› Por Tununa Mercado
Sus cabellos dorados emitían destellos al sol. Ni cabellos, ni destellos y menos dorados. Sería simplificar el esplendor, que no encontraba depósito en palabra alguna. Sus rizos caían sobre sus hombros y se abrían hacia la espalda en cascada y él con sus manos los abría con los dedos como buscando airearlos. Se inclinaba y su hombro los llevaba hacia atrás y cuando sacudía su cabeza volvían a su lugar lentamente, como río a su cauce. Era hijo de rey y se decía que su cabeza había nacido para la corona, que siendo de oro su cabellera y el oro el metal más regio, ninguna otra como la suya podría portarla.
No había peine para esa mata. Desde la raya en el centro hasta las puntas que caían a ambos lados de la cabeza, el trayecto era un camino de martirio y los dientes se detenían en trabazones rebeldes como nudos borromeos múltiples, amarrados acaso para siempre. Los sobaban con aceite para ablandar la maraña formada en su interior, pero ésta permanecía en su racimo, apretada, inviolable. Y, sin embargo, los tramos destrabados, los que lograban expandirse como bucles, sostenían el movimiento de vaivén que se soltaba cuando el niño corría por los campos y, es justo decirlo, confundidos con los trigales, eran menos rígidos que las espigas.

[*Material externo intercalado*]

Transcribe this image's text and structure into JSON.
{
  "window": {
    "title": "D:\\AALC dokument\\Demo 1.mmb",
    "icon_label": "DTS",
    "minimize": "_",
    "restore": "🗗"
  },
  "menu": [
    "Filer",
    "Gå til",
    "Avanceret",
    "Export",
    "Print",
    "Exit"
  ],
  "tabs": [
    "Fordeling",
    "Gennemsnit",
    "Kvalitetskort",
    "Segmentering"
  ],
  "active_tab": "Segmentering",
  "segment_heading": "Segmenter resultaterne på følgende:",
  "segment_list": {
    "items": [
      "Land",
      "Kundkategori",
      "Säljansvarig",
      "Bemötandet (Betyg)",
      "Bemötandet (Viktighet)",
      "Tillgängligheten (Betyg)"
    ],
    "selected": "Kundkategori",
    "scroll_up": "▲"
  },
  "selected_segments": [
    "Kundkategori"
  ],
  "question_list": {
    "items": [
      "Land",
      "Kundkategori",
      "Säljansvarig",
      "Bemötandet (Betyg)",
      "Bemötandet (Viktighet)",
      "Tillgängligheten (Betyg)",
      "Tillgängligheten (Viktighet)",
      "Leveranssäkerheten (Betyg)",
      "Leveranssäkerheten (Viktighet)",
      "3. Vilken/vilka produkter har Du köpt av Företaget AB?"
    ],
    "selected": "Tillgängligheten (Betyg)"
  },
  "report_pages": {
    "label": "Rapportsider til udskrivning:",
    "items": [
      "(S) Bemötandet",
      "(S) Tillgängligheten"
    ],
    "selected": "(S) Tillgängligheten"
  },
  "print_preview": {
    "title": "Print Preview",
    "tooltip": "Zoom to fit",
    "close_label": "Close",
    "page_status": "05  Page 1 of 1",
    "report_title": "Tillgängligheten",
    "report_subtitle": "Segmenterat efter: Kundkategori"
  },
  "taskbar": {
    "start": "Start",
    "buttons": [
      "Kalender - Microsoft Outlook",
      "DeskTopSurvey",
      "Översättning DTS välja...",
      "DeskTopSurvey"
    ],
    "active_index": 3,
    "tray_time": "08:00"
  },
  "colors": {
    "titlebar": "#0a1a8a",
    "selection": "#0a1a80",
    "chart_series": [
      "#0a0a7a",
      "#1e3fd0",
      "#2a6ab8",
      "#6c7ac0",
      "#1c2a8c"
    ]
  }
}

No había tampoco madre que apartara las guedejas para liberar su frente. En esa corte que rodeaba al soberano había traidores, obsecuentes, enemigos, mujeres que por turno eran madres con la misma simiente y podía haber hijos que nacieran el mismo día y con la misma aspiración de ser reyes. Pero no una madre que se detuviera a mirar a un hijo singular en medio de la prole. Y si alguna vez había querido peinar los malos sueños de ese hijo, los que al despertar retenía en su pelo, la maraña inextricable frustraba sus buenos deseos y las pesadillas permanecían apresadas. Una nodriza, o un aya, seres providenciales para el desdichado, solían cumplir esa tarea, laboriosamente desenredaban, liberando al perseguido al borde del precipicio, al despojado de su nombre y de sus bienes en un recinto sin salida, al empequeñecido miembro de la especie en medio de gigantes, y así siguiendo con todas las figuras del desamparo que traen consigo los que despiertan.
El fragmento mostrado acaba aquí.